Beaming with pride, Chief Joshua Ojedele showed off his 2-hectare yam field cultivated from improved varieties that he got from the Yam Improvement for Income and Food Security in West Africa (YIIFSWA) project. His field was lush green with healthy foliage, indicative of a promising harvest. All the mounds planted with yam had at least one plant with tubers. Chief Ojedele stated while he led the YIIFSWA-II monitoring team through his field, “this has never happened before; see, no mound is missing a plant.”
Chief Ojedele lives in a community where yam was the preferred crop for cultivation, but farmers stoped growing it due to poor yields and subsequent crop failures. According to him, farmers in Agunrege, Atisbo Local government in Oyo state were finding it difficult to make ends meet with the local yam varieties in their barns. After each cropping season, they neither had enough to eat nor sell in the market for income. Consequently, they had no benefit from cropping yam. “We thought it was the land, so we abandoned yam production and started cultivating cassava and maize. But with these IITA yam varieties, no matter how small you cut it, they produce something. Now I now know it’s not the land. The local varieties we were planting were old and of poor seed quality,” Chief Ojedele said.
According to Dr. Beatrice Aighewi, YIIFSWA-II’s Seed System Specialist, “ in the traditional system, farmers recycle their seed yam year after year. As a result, the quality of seed tubers of local varieties is lost after years of accumulation of pests and diseases like nematodes, viruses, fungi, and bacterial infections. The consequence is that, yam farmers in Nigeria experience losses of up to 50% due to the use of poor quality seed tuber.”
She also stated that the current average yields of local yam varieties are less than 25% of the yield of released improved varieties, which range from 30 to 40 tons/ha. New agricultural technologies, such as high-yielding improved varieties coupled with good agronomic practices, offer the promise of improving productivity and farmers’ livelihoods. However, the adoption of these improved yam varieties has been slow due to the absence of a formal seed system which can sustainably produce and distribute large quantities of quality seed at affordable prices.
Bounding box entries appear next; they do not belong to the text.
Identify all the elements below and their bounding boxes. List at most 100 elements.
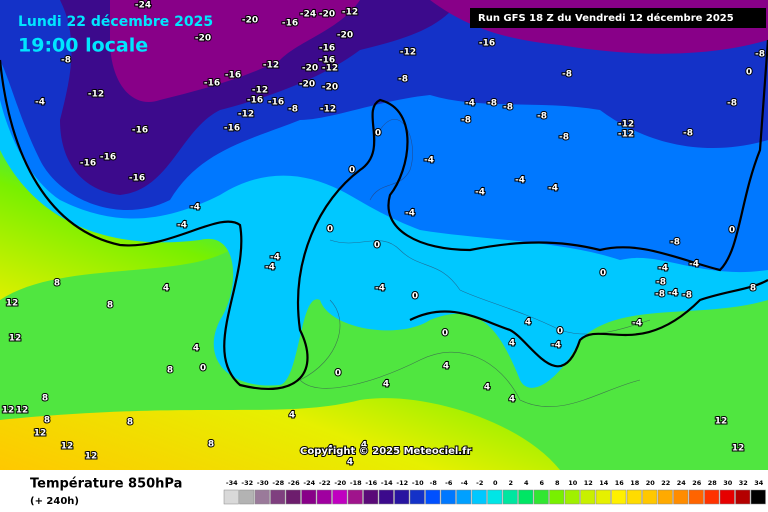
contour-label: 0	[746, 68, 752, 78]
contour-label: -8	[461, 116, 471, 126]
contour-label: -4	[265, 263, 275, 273]
contour-label: -8	[562, 70, 572, 80]
legend-tick-label: 4	[524, 479, 529, 487]
contour-label: -16	[319, 44, 335, 54]
contour-label: 8	[167, 366, 173, 376]
contour-label: -12	[322, 64, 338, 74]
run-info: Run GFS 18 Z du Vendredi 12 décembre 202…	[478, 12, 734, 24]
legend-tick-label: 28	[708, 479, 718, 487]
legend-swatch	[580, 489, 596, 505]
contour-label: -12	[88, 90, 104, 100]
legend-swatch	[363, 489, 379, 505]
contour-label: 8	[750, 284, 756, 294]
contour-label: -4	[658, 264, 668, 274]
contour-label: 0	[327, 225, 333, 235]
legend-swatch	[409, 489, 425, 505]
legend-tick-label: 14	[599, 479, 609, 487]
contour-label: -20	[242, 16, 258, 26]
contour-label: 8	[208, 440, 214, 450]
contour-label: -20	[302, 64, 318, 74]
contour-label: -8	[656, 278, 666, 288]
legend-swatch	[657, 489, 673, 505]
contour-label: -8	[755, 50, 765, 60]
contour-label: 12	[715, 417, 728, 427]
contour-label: -20	[337, 31, 353, 41]
run-box	[470, 8, 766, 28]
copyright: Copyright © 2025 Meteociel.fr	[300, 446, 471, 457]
contour-label: -8	[398, 75, 408, 85]
legend-tick-label: 0	[493, 479, 498, 487]
contour-label: 0	[335, 369, 341, 379]
contour-label: 12	[732, 444, 745, 454]
legend-tick-label: -16	[365, 479, 377, 487]
contour-label: 4	[383, 380, 389, 390]
contour-label: 8	[54, 279, 60, 289]
legend-swatch	[611, 489, 627, 505]
contour-label: -4	[465, 99, 475, 109]
contour-label: -8	[655, 290, 665, 300]
contour-label: 8	[44, 416, 50, 426]
contour-label: -16	[319, 56, 335, 66]
legend-tick-label: -12	[396, 479, 408, 487]
contour-label: -12	[342, 8, 358, 18]
contour-label: 12	[85, 452, 98, 462]
contour-label: -8	[503, 103, 513, 113]
legend-tick-label: -32	[241, 479, 253, 487]
contour-label: -4	[668, 289, 678, 299]
legend-swatch	[688, 489, 704, 505]
contour-label: -4	[177, 221, 187, 231]
contour-label: 0	[600, 269, 606, 279]
legend-tick-label: 6	[539, 479, 544, 487]
contour-label: -24	[135, 1, 151, 11]
legend-swatch	[502, 489, 518, 505]
legend-swatch	[347, 489, 363, 505]
contour-label: -4	[551, 341, 561, 351]
legend-tick-label: 2	[508, 479, 513, 487]
contour-label: -4	[190, 203, 200, 213]
forecast-date: Lundi 22 décembre 2025	[18, 14, 213, 30]
contour-label: 4	[509, 339, 515, 349]
legend-swatch	[378, 489, 394, 505]
legend-tick-label: -2	[476, 479, 483, 487]
contour-label: -4	[270, 253, 280, 263]
contour-label: -8	[537, 112, 547, 122]
contour-label: -12	[320, 105, 336, 115]
legend-swatch	[595, 489, 611, 505]
legend-tick-label: 18	[630, 479, 640, 487]
legend-tick-label: -18	[350, 479, 362, 487]
contour-label: -16	[225, 71, 241, 81]
contour-label: -16	[224, 124, 240, 134]
contour-label: -8	[682, 291, 692, 301]
legend-swatch	[487, 489, 503, 505]
color-legend: -34 -32 -30 -28 -26 -24 -22 -20 -18 -16 -14 -12 -10-…	[223, 479, 766, 505]
contour-label: 12	[2, 406, 15, 416]
contour-label: -8	[670, 238, 680, 248]
contour-label: -24	[300, 10, 316, 20]
legend-swatch	[564, 489, 580, 505]
contour-label: -16	[100, 153, 116, 163]
contour-label: -8	[288, 105, 298, 115]
legend-swatch	[533, 489, 549, 505]
contour-label: -16	[479, 39, 495, 49]
legend-swatch	[471, 489, 487, 505]
contour-label: -16	[129, 174, 145, 184]
contour-label: -4	[689, 260, 699, 270]
legend-swatch	[642, 489, 658, 505]
contour-label: -20	[319, 10, 335, 20]
contour-label: 0	[729, 226, 735, 236]
legend-swatch	[626, 489, 642, 505]
contour-label: -20	[299, 80, 315, 90]
contour-label: 4	[163, 284, 169, 294]
legend-swatch	[673, 489, 689, 505]
lead-time: (+ 240h)	[30, 496, 79, 507]
contour-label: -8	[727, 99, 737, 109]
contour-label: 4	[361, 441, 367, 451]
contour-label: -8	[61, 56, 71, 66]
legend-swatch	[549, 489, 565, 505]
legend-tick-label: 24	[677, 479, 687, 487]
contour-label: -4	[548, 184, 558, 194]
legend-tick-label: -10	[412, 479, 424, 487]
legend-tick-label: -14	[381, 479, 393, 487]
The adequate supply and distribution of these improved varieties is critical to the intensification of yam production in Nigeria, where the high level of production is a reflection of farmers’ practice of periodic relocation of yam fields in search of more fertile soils, rather than input intensification.
Agricultural intensification is critical for agricultural productivity growth.
YIIFSWA-II’s intervention
In the initial years of implementation, the project successfully demonstrated to farmers the high performance of the three promoted, improved and released varieties, namely Asiedu (TDr 89/02665), Kpamyo (TDr 95/19177), and Swaswa (TDa 98/01176), as well as the value and better performance of quality seed vs. farmers-saved seed.
YIIFSWA, in its second phase, is working towards establishing a formal seed system that is commercially viable and sustainable to boost yam productivity in Ghana and Nigeria. The project seeks to ensure that farmers like Chief Ojedele have access to quality seed tubers that are varietally pure (true to type), free from pests and diseases and have a high percentage of sprouting for good field establishment.
Reaping the benefits
Chief Ojedele, who participated in all three types of demonstrations, is already reaping the benefits of early adoption of these technologies.
According to Chief Ojedele, since his inception into the YIIFSWA-II project, he spent the first couple of years multiply the few seed tubers he acquired from the field trials using the Adapted Yam Minisett Technology (AYMT). In 2019, he
planted the clean seed tubers he amassed from the AYMT, and his yield has been fantastic. From the data collected in his field, the yield of Asiedu was 32.64 tons/ha, Kpamyo 30.0 tons/ha, and Swaswa was 37.5 tons/ha.
“In fact, these yams have been good to me. The yams produce big tubers and in multiples. It is what I used for my son’s wedding. In Nigeria, you can not marry without presenting yam to the bride’s family. My yields have been so good that I had more than enough for my son to give to his bride’s family as part of the bride price. I can’t thank YIIFSWA-II enough. These yams have taken me to places I have never been to in my own country. I was so excited when I crossed the Onitsha bridge to go to the National Root Crops Research Institute (NRCRI, Umudike) and participate in the naming ceremony of these improved varieties. YIIFSWA-II makes me feel like I am part of a greater farmers’ community outside of Agunrege,” Chief Ojedele said.